Raeven babacan bir tavırla gülümsedi.
"Böyle bir karar almasının
nedenini anlıyorum bittabi. Kendi oğlumun sağlığını güvence altına almak için
ben de aynını yapardım."
"Beni şaşırttınız Marki'm,
babalık damarınız tuttu galiba."
Raeven tebessüm etti.
Gazef ise kaba bir düşünce olmasına
karşın aynı anda nezaket, sevinç ve gurur içeren bu gülümsemeyi ona
yakıştıramamıştı.
"En nihayetinde ben de bir
babayım. Çocuğuma, normal babaların yapacağı gibi bu savaş bittikten sonra
onunla istediği kadar oynayacağım söz verdim. Ah... Konudan saptık. Bunları bir
kenara bırakalım şimdi. Yine de... Prens Barbro, babasının niyetini anlamamış
gibi duruyor.
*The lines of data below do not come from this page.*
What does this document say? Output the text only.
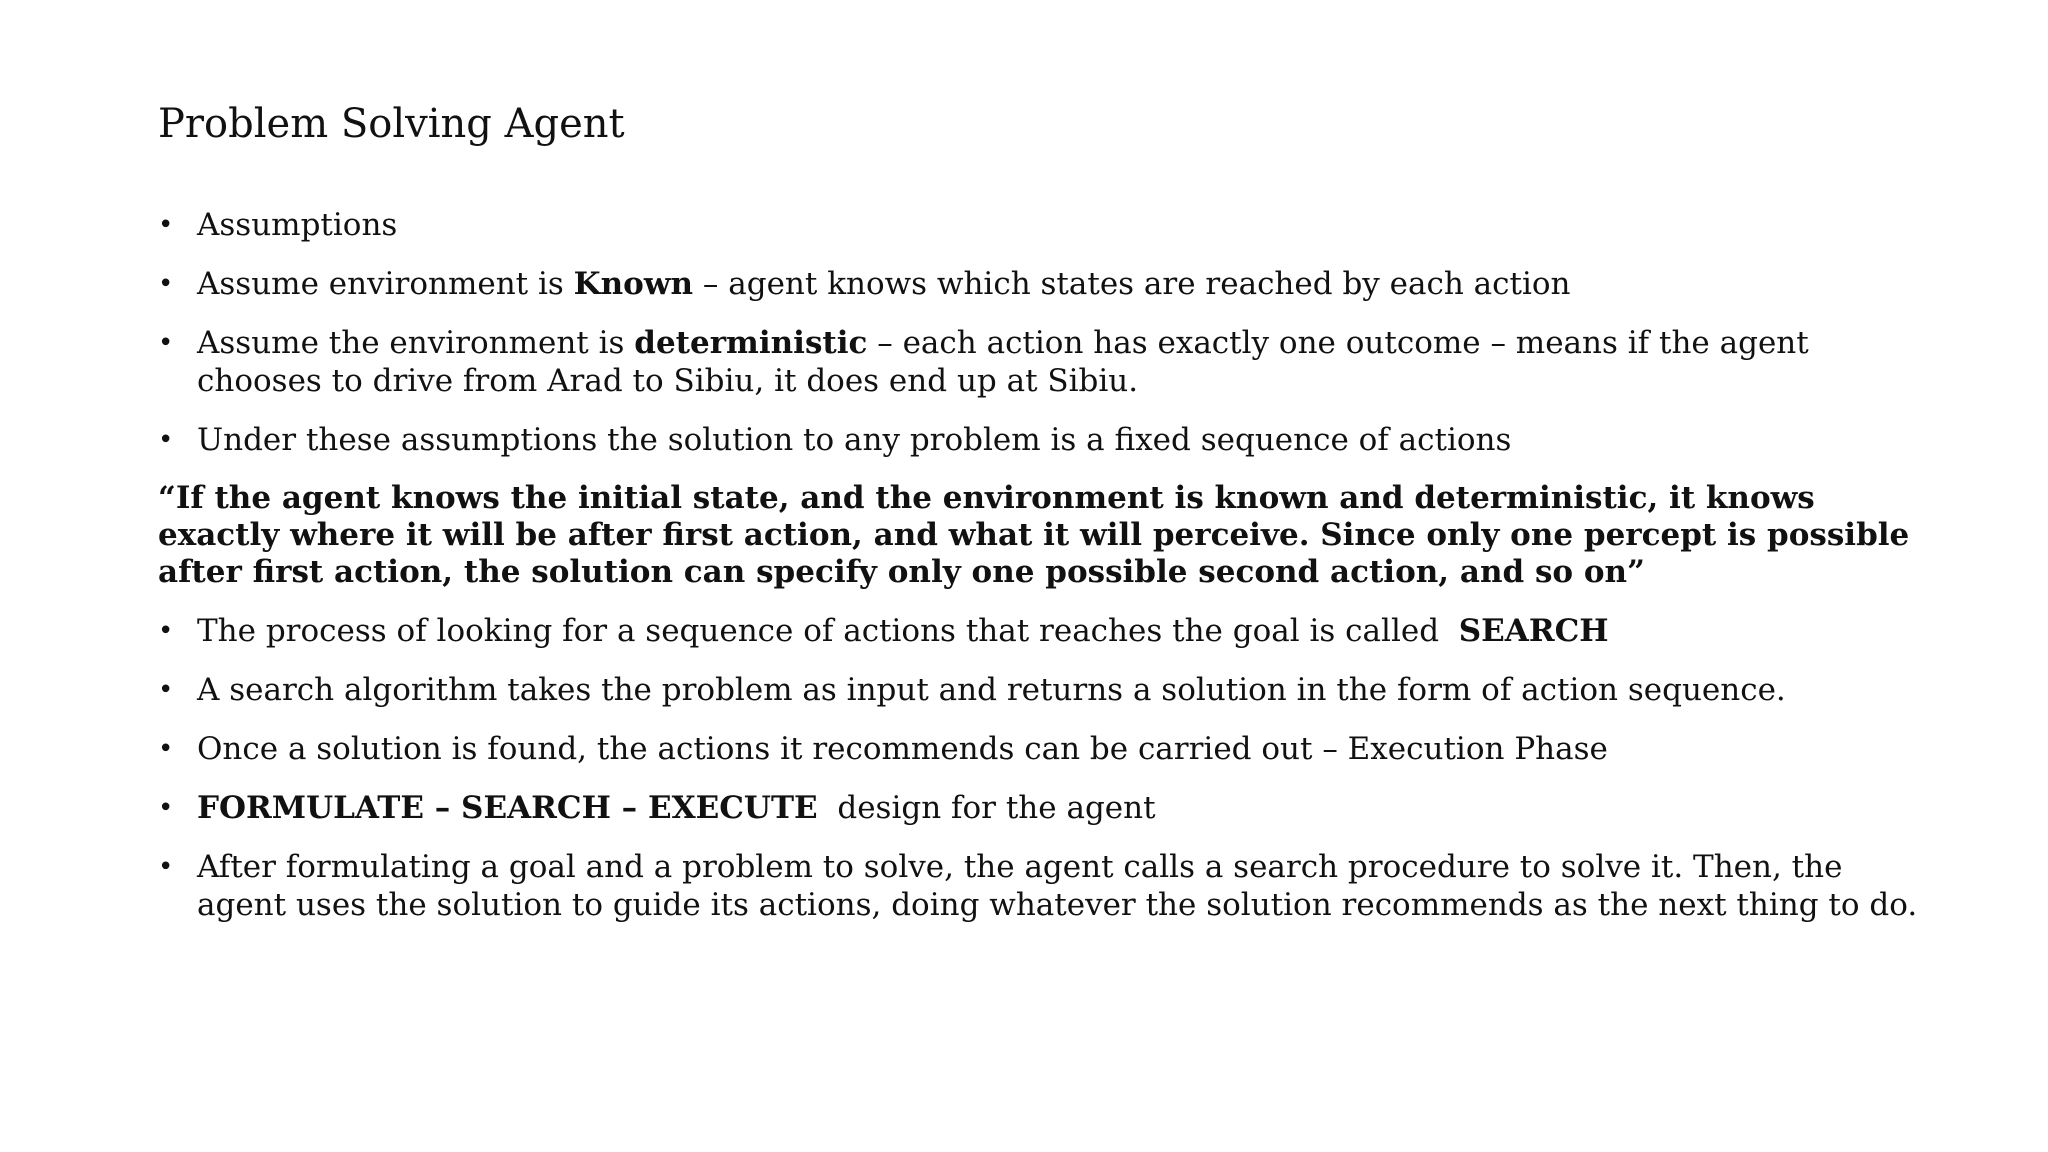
Problem Solving Agent
• Assumptions
• Assume environment is Known – agent knows which states are reached by each action
• Assume the environment is deterministic – each action has exactly one outcome – means if the agent chooses to drive from Arad to Sibiu, it does end up at Sibiu.
• Under these assumptions the solution to any problem is a fixed sequence of actions
“If the agent knows the initial state, and the environment is known and deterministic, it knows exactly where it will be after first action, and what it will perceive. Since only one percept is possible after first action, the solution can specify only one possible second action, and so on”
• The process of looking for a sequence of actions that reaches the goal is called  SEARCH
• A search algorithm takes the problem as input and returns a solution in the form of action sequence.
• Once a solution is found, the actions it recommends can be carried out – Execution Phase
• FORMULATE – SEARCH – EXECUTE  design for the agent
• After formulating a goal and a problem to solve, the agent calls a search procedure to solve it. Then, the agent uses the solution to guide its actions, doing whatever the solution recommends as the next thing to do.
Bir babanın hissettiklerini kendi evladına anlatamaması esef
verici."
Gazef buna ne cevap vereceğine dair
uzun uzadıya düşündü. Hiç evladı olmadığı için kendini bu kafa yapısına sokması
kolay değildi.
"Evet, öyle. Bu arada E-Rantel
üzerinden ayrı bir tabur ile sinsice saldırma ihtimalleri var mı? Her ne kadar
yakışıksız bir taktik olsa da kazanmak için her yola başvurabilirler."
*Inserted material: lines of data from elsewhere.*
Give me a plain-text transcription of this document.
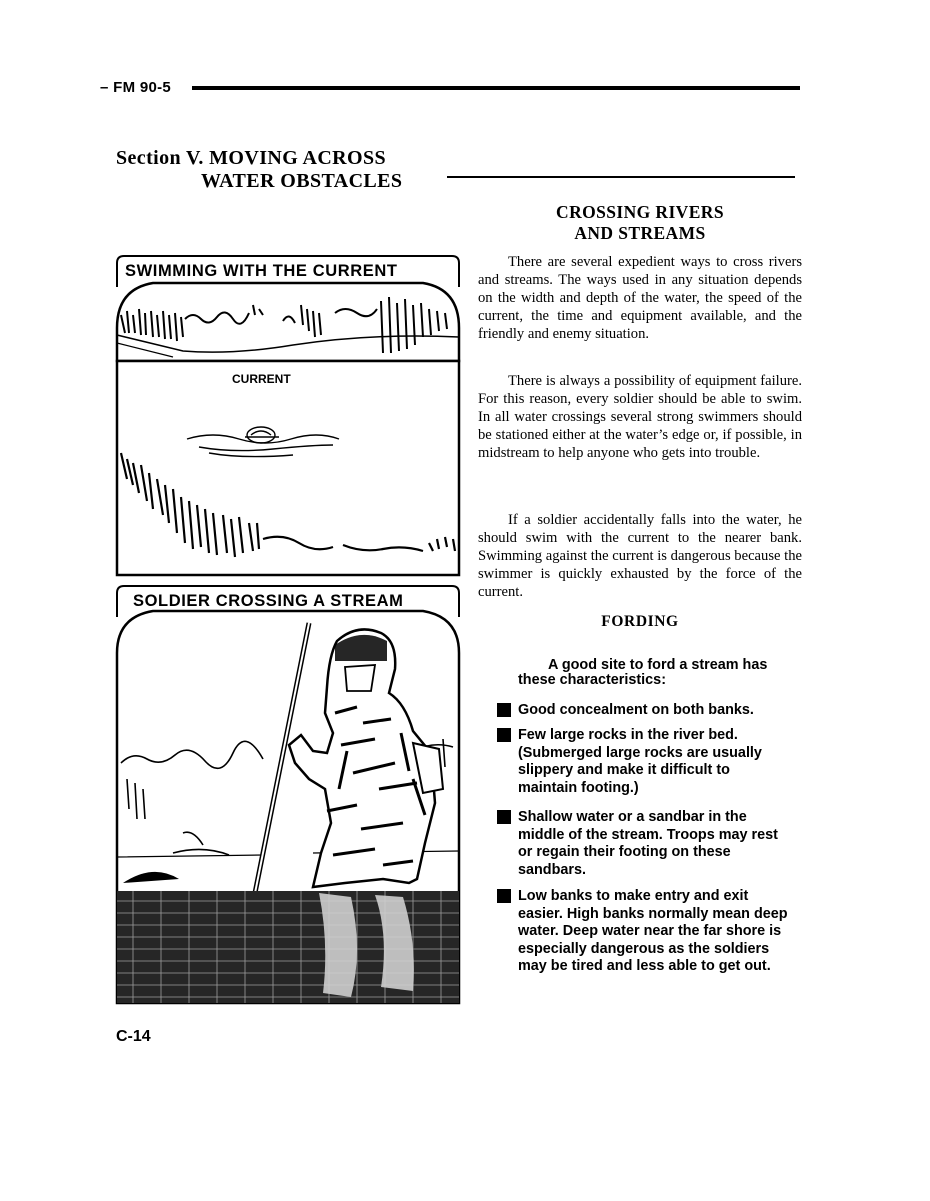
– FM 90-5
Section V. MOVING ACROSS
WATER OBSTACLES
CURRENT
SWIMMING WITH THE CURRENT
SOLDIER CROSSING A STREAM
CROSSING RIVERS
AND STREAMS
There are several expedient ways to cross rivers and streams. The ways used in any situation depends on the width and depth of the water, the speed of the current, the time and equipment available, and the friendly and enemy situation.
There is always a possibility of equipment failure. For this reason, every soldier should be able to swim. In all water crossings several strong swimmers should be stationed either at the water’s edge or, if possible, in midstream to help anyone who gets into trouble.
If a soldier accidentally falls into the water, he should swim with the current to the nearer bank. Swimming against the current is dangerous because the swimmer is quickly exhausted by the force of the current.
FORDING
A good site to ford a stream has these characteristics:
Good concealment on both banks.
Few large rocks in the river bed. (Submerged large rocks are usually slippery and make it difficult to maintain footing.)
Shallow water or a sandbar in the middle of the stream. Troops may rest or regain their footing on these sandbars.
Low banks to make entry and exit easier. High banks normally mean deep water. Deep water near the far shore is especially dangerous as the soldiers may be tired and less able to get out.
C-14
Gazef konuyu bu şekilde değiştirmenin
son derece zorlama olduğunu düşündü fakat Raeven şaşırtıcı biçimde konuyu devam
ettirdi.
“Üç katmanlı perde duvarlarla korunan
E-Rantel'e saldırmaları biraz sıkar. İmparatorluk'un kalan iki ordusu topyekûn
harekete geçse dahi oldukça zorlanırlardı. Benim stratejistim de düşmanın böyle
bir hamle yapmayacağını söylemişti."”
"Öyle mi? Peki ya uçan
yaratıkları veya bir tür gizli bölükleri falan varsa?"
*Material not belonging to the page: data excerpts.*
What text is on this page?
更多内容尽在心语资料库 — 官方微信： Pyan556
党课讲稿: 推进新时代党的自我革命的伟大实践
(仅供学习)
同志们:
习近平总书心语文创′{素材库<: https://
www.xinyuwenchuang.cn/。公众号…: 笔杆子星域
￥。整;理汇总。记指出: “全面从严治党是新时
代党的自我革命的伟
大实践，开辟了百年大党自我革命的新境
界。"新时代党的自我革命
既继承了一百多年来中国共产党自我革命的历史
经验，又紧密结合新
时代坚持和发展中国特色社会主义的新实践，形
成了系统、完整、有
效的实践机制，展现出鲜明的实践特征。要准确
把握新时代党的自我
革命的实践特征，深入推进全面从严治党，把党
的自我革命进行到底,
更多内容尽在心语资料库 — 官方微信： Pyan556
"Yine de mümkün değil. Az sayıda
adamla bir şehrin dizginlerini eline almak kolay iş değil nitekim. Lafı
açılmışken Gazef-dono, E-Rantel'i boydan boya fethetmek için gerekenleri
biliyor musunuz?"
Gazef kafasını salladı.
"Bir kere Krallık ile meydan
muharebesine girip ezici bir üstünlük kazanmaları gerekir. Akıncılar güç bela
da olsa galip çıksa dahi fethettikleri şehir halkına söz geçirmeleri de
ziyadesiyle sıkıntılı olacaktır. Halk hâliyle işgalcileri hoş
karşılamayacaktır, bu sebeple hiç şüphesiz ki bir direniş baş gösterecek. Yani
İmparatorluk ayrı bir tabur ile E-Rantel'e saldırsa bile askerlerimiz zarar
görmediği sürece vakit kaybetmeden şehri geri alabilirler. Hem İmparatorluk mutlak bir galibiyet peşinde
koşuyor. Mutlak bir galibiyet elde ettiklerinde şehir halkı direnmeyi aklının
ucundan bile geçiremeyecek kadar tırsacaktır, dolayısıyla birliklerimiz de
tekrar konuşlanamayacak duruma düşecektir.”
İmparatorluk bu muharebeden muzaffer
ayrılmak zorundaydı, ki bu durum büyük ehemmiyet taşıyordu. Üstelik, ilk başta
saniyesinde birlikleri konuşlandırıp şehri geri alacak Krallık olmak üzere
civardaki ulusların harekete geçemeyeceği derecede ezici, şüphe barındırmayan
bir galibiyet elde etmeleri gerekiyordu.
Gazef birden yapbozun tüm parçalarını
bir araya getirdiği hissine kapıldı. Lakin parçalar akıl edilemez bir şekil
oluşturmuşlardı.
Belli belirsiz nahoş bir hava Gazef'in
üzerine çöktü.
"Sorun nedir Gazef-dono?
"Yok bir şey..."
Gazef kafasında bütün hâline
getirebildiği yapbozun ayrı düşmüş parçalarını Raeven'e söylemek istedi. Üstün zekâsı
sayesinde Raeven'in, kendisini aşan öngörülerde bulunacağına inandı. Gelgelelim tam o sırada Marki'nin gözleri
İmparatorluk saflarına kaydı.
"Gazef-dono, görünüşe göre
harekete geçiyorlar.”
Bir yol açmak için İmparatorluk ordusu
ikiye bölünmüştü. Gazef, düşmanlarının Krallık ordusunun sol ve sağ kanatlarına
akın mı düzenleyeceğini kendisine sorarken havada dalgalanan, kimin olduğunu
bilmedikleri bir bayrak gördü.
Ne Krallık'a ne de İmparatorluk'a ait
olan tuhaf bir arma ile donatulmış bu bayrağı Gazef ilk kez görüyordu. Bayrağın etrafındaki grup ileri çıktı.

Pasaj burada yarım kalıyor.